Buffett: Let’s say you decide you want to buy a farm, and you make calculations that you can make $70 an acre as the owner. How much will you pay [per acre for that farm]? Do you assume agriculture will get better so you can increase yields? Do you assume prices will go up? You might decide you wanted a 7% return, so you’d pay $1,000 a acre. If it’s for sale at $800, you buy, but if it’s at $1,200, you don’t.

If you’re going to buy a farm, you’d say, "“I bought it to earn $X growing soybeans." It wouldn’t be based on what you saw on TV or what a friend said. It’s the same with stocks. Take out a yellow pad and say, "If I’m going to buy GM at $30, it has 600 million shares, so I’m paying $18 billion," and answer the question, why? If you can’t answer that, you’re not subjecting it to business tests.

We have to understand the competitive position and dynamics of the business and look out into the future. With some businesses, you can’t. The math of investing was set out by Aesop in 600 B.C.: A bird in the hand is worth two in the bush. We ask ourselves how certain we are about birds in the bush. Are there really two? Might there be more? We simply choose which bushes we want to buy from in the future.

The ability to generate cash and reinvest it is critical. It’s the ability to generate cash that gives Berkshire value. We choose to retain it because [we think we can reinvest each dollar to generate more than $1 of value].

If you were thinking about paying $900,000 or $1.3 million for a McDonald’s stand, you’d think about things like whether people will keep eating hamburgers and whether McDonald’s could change the franchise agreement. You have to know what you’re doing and whether you’re within your circle of competence.

Munger: We have no system for estimating the correct value of all businesses. We put almost all in the "too hard" pile and sift through a few easy ones.

Buffett: We know how to recognize and step over one-foot bars and recognize and avoid seven-foot bars.

Advice on Becoming a Successful Investor

I think you should read everything you can. In my case, by the age of 10, I’d read every book in the Omaha public library about investing, some twice. You need to fill your mind with various competing thoughts and decide which make sense. Then you have to jump in the water--take a small amount of money and do it yourself. Investing on paper is like reading a romance novel versus doing something else. [Laughter] You’ll soon find out whether you like it. The earlier you start, the better.

At age 19, I read a book [The Intelligent Investor by Benjamin Graham], and what I’m doing today, at age 76, is running things through the same thought process I learned from the book I read at 19.

I remain big on reading everything in sight. And when you get the opportunity to meet someone like Lorimer Davidson (former CEO of GEICO), as I did, jump at it. I probably learned more in those four hours than in almost any course in college or business school.

Munger: Sandy Gottesman, a Berkshire director, runs a large, successful investment firm. Notice his employment practices. When he interviews someone, he asks, "What do you own and why do you own it?" If you’re not interested enough to own something, then he’d tell you to find something else to do.

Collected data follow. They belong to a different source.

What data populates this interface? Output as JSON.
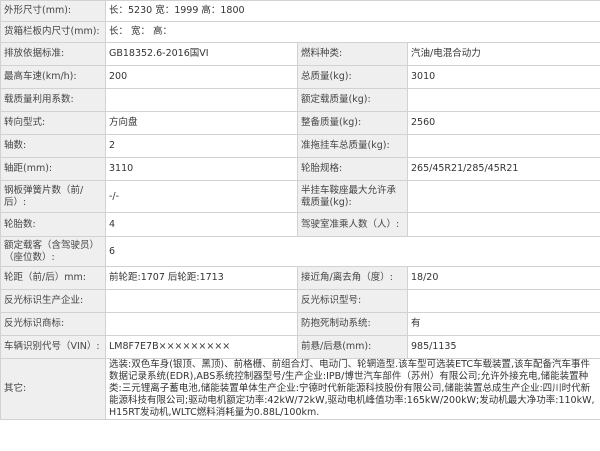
{
  "rows": [
    {
      "type": "full",
      "label": "外形尺寸(mm):",
      "value": "长：5230 宽：1999 高：1800"
    },
    {
      "type": "full",
      "label": "货箱栏板内尺寸(mm):",
      "value": "长：  宽：  高："
    },
    {
      "type": "pair",
      "l1": "排放依据标准:",
      "v1": "GB18352.6-2016国VI",
      "l2": "燃料种类:",
      "v2": "汽油/电混合动力"
    },
    {
      "type": "pair",
      "l1": "最高车速(km/h):",
      "v1": "200",
      "l2": "总质量(kg):",
      "v2": "3010"
    },
    {
      "type": "pair",
      "l1": "载质量利用系数:",
      "v1": "",
      "l2": "额定载质量(kg):",
      "v2": ""
    },
    {
      "type": "pair",
      "l1": "转向型式:",
      "v1": "方向盘",
      "l2": "整备质量(kg):",
      "v2": "2560"
    },
    {
      "type": "pair",
      "l1": "轴数:",
      "v1": "2",
      "l2": "准拖挂车总质量(kg):",
      "v2": ""
    },
    {
      "type": "pair",
      "l1": "轴距(mm):",
      "v1": "3110",
      "l2": "轮胎规格:",
      "v2": "265/45R21/285/45R21"
    },
    {
      "type": "pair",
      "l1": "钢板弹簧片数（前/后）:",
      "v1": "-/-",
      "l2": "半挂车鞍座最大允许承载质量(kg):",
      "v2": ""
    },
    {
      "type": "pair",
      "l1": "轮胎数:",
      "v1": "4",
      "l2": "驾驶室准乘人数（人）:",
      "v2": ""
    },
    {
      "type": "full",
      "label": "额定载客（含驾驶员）（座位数）:",
      "value": "6"
    },
    {
      "type": "pair",
      "l1": "轮距（前/后）mm:",
      "v1": "前轮距:1707 后轮距:1713",
      "l2": "接近角/离去角（度）:",
      "v2": "18/20"
    },
    {
      "type": "pair",
      "l1": "反光标识生产企业:",
      "v1": "",
      "l2": "反光标识型号:",
      "v2": ""
    },
    {
      "type": "pair",
      "l1": "反光标识商标:",
      "v1": "",
      "l2": "防抱死制动系统:",
      "v2": "有"
    },
    {
      "type": "pair",
      "l1": "车辆识别代号（VIN）:",
      "v1": "LM8F7E7B×××××××××",
      "l2": "前悬/后悬(mm):",
      "v2": "985/1135"
    },
    {
      "type": "other",
      "label": "其它:",
      "value": "选装:双色车身(银顶、黑顶)、前格栅、前组合灯、电动门、轮辋造型.该车型可选装ETC车载装置,该车配备汽车事件数据记录系统(EDR),ABS系统控制器型号/生产企业:IPB/博世汽车部件（苏州）有限公司;允许外接充电,储能装置种类:三元锂离子蓄电池,储能装置单体生产企业:宁德时代新能源科技股份有限公司,储能装置总成生产企业:四川时代新能源科技有限公司;驱动电机额定功率:42kW/72kW,驱动电机峰值功率:165kW/200kW;发动机最大净功率:110kW,H15RT发动机,WLTC燃料消耗量为0.88L/100km."
    }
  ]
}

Buffett: Charlie and I have made money in a lot of different ways, some of which we didn't anticipate 30 to 40 years ago. You can’t have a defined road map, but you can have a reservoir of thinking, looking at markets in different places, different securities, etc. The key is that we knew what we didn’t know. We just kept looking. We knew during the Long Term Capital Management crisis that there would be a lot of opportunities, so we just had to read and think eight to 10 hours a day. We needed a reservoir of experience. We won’t spot every one, though--we’ve missed all kinds of things.

But you need something in the way you’re programmed so you don’t lose a lot of money. Our best ideas haven’t done better than others’ best ideas, but we’ve lost less. We’ve never gone two steps forward and then one step back--maybe just a fraction of a step back.

Munger: And of course the place to look when you’re young is the inefficient markets. You shouldn’t be trying to guess if one drug company is going to have a better pipeline than another.

Buffett: You should do well in games with few other players. The RTC [Resolution Trust Corporation; click here for more on this] was a great example of a chance to make a lot of money. Here was a seller [government bureaucrats] with hundreds of billions of dollars of real estate and no money in the game, who wanted to wrap up quickly, while many buyers had no money and had been burned.

There won’t be any scarcity of opportunity in your life, although there will be times when you feel that way.